Guidance: Several important church functions are to teach truths; model what it means to live like Jesus; and pass down church traditions to the next generation. All members look to church leaders as guides who embody these things. Adults can identify those who are not qualified to lead, children cannot make this distinction. As a child, I could not distinguish between healthy and unhealthy guidance—I absorbed it all.
Protection: There are so many ways that children need protection. Most churches focus on physical safety within the building. This does not address emotional protection—something many church teachings often unwittingly cause (more on this here). It also doesn’t consider how children are harmed in homes and the church simply because abusers are not held accountable—and are often forgiven and restored instead. As a child, being told to stay away from the abuser who continued to attend and serve in the church set me up for a lifetime of believing I was the problem.
In the article, What is Religious Trauma? the following explanation is offered:
Diane Langberg, a leading authority on religious trauma, stated, “Spiritual abuse involves using the sacred to harm or deceive the soul of another.”2 I appreciate this explanation because every aspect of faith and religious life is sacred by definition—every conversation, interaction, teaching, program, or space.
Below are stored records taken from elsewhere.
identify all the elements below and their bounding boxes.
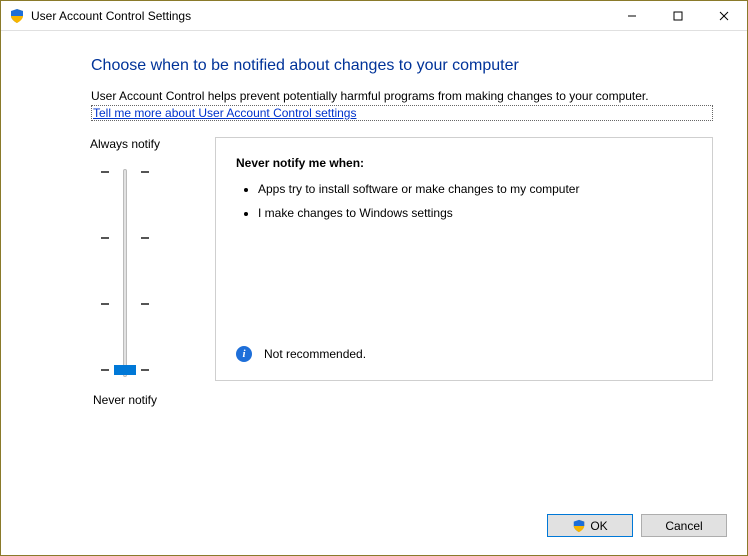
recommendation-row: i Not recommended. (236, 346, 366, 362)
slider-tick (141, 171, 149, 173)
slider-tick (141, 303, 149, 305)
description-list: Apps try to install software or make cha… (258, 182, 692, 220)
slider-tick (101, 303, 109, 305)
content-area: Choose when to be notified about changes… (1, 31, 747, 500)
slider-tick (101, 369, 109, 371)
window-controls (609, 1, 747, 30)
slider-thumb[interactable] (114, 365, 136, 375)
notification-slider[interactable] (95, 163, 155, 383)
info-icon: i (236, 346, 252, 362)
body-row: Always notify Never notify Never notify … (35, 137, 713, 407)
description-title: Never notify me when: (236, 156, 692, 170)
window-title: User Account Control Settings (31, 9, 609, 23)
maximize-button[interactable] (655, 1, 701, 30)
ok-button[interactable]: OK (547, 514, 633, 537)
slider-tick (101, 171, 109, 173)
description-bullet: I make changes to Windows settings (258, 206, 598, 220)
uac-settings-window: User Account Control Settings Choose whe… (0, 0, 748, 556)
page-heading: Choose when to be notified about changes… (91, 57, 713, 75)
slider-label-always: Always notify (90, 137, 160, 151)
shield-icon (572, 519, 586, 533)
slider-track (123, 169, 127, 377)
slider-column: Always notify Never notify (35, 137, 215, 407)
slider-tick (141, 237, 149, 239)
slider-label-never: Never notify (93, 393, 157, 407)
description-panel: Never notify me when: Apps try to instal… (215, 137, 713, 381)
slider-tick (101, 237, 109, 239)
titlebar[interactable]: User Account Control Settings (1, 1, 747, 31)
close-button[interactable] (701, 1, 747, 30)
cancel-button-label: Cancel (665, 519, 702, 533)
ok-button-label: OK (590, 519, 607, 533)
dialog-footer: OK Cancel (1, 500, 747, 555)
shield-icon (9, 8, 25, 24)
slider-tick (141, 369, 149, 371)
description-bullet: Apps try to install software or make cha… (258, 182, 598, 196)
intro-text: User Account Control helps prevent poten… (91, 89, 713, 103)
minimize-button[interactable] (609, 1, 655, 30)
learn-more-link[interactable]: Tell me more about User Account Control … (91, 105, 713, 121)
cancel-button[interactable]: Cancel (641, 514, 727, 537)
recommendation-text: Not recommended. (264, 347, 366, 361)
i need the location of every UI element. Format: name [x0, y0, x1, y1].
What happens to children’s faith development as a result of abuse, lack of compassion, harmful teachings, and lack of protection is Religious Trauma. I did my best to make sense of it all and focus on the good that the church provided in my life. As a child of a pastor, the church was all-encompassing in my life. The deepest harm was the cognitive dissonance that I explained in the published essay that began this article:
From my earliest years, I understood the church put bread on our table. The church could vote and send us out into the wilderness without sustenance. We needed to be who the church expected us to be. The church could be capricious and turn against our family. As a child, I was unable to distinguish between the church as a whole and the people as individuals. It was confusing to have to fear the people who seemed to care about me, but that kind of fit my experiences as a whole. Church, God, and the people became one indistinguishable unit. One I feared and depended on all at the same time.
I was explaining religious trauma and spiritual abuse many years before I accepted that my childhood was impacted. This cognitive dissonance that I accepted as being normal was so embedded in my psyche that it kept me trapped in abusive church-related situations that I should have escaped—because it felt completely normal.
Intentionally or unintentionally, development is impacted. What we learn to accept as normal as children will boldly live on in our faith, mindset, and the choices we make. It is the most difficult aspect of religious trauma to identify because it became part of us in the developmental process.
Without help, these childhood experiences—whether involving physical harm or not—can leave us feeling like vulnerable, powerless children in church situations where love is confusing, comfort is conditional, guidance is controlling, and protection is inadequate. It simply feels normal.
Quoted from the essay, “The Ever-Present God of Uncontrolling Love” published in What About Us: Stories of Uncontrolling Love, edited by L. Michaels (2019).
Diane Langberg, Redeeming Power: Understanding Authority and Abuse in the Church (Grand Rapids, MI: Brazos, 2020), 127. As cited in Ramsey, K.J.. The Lord Is My Courage (p. 178). Zondervan. Kindle Edition.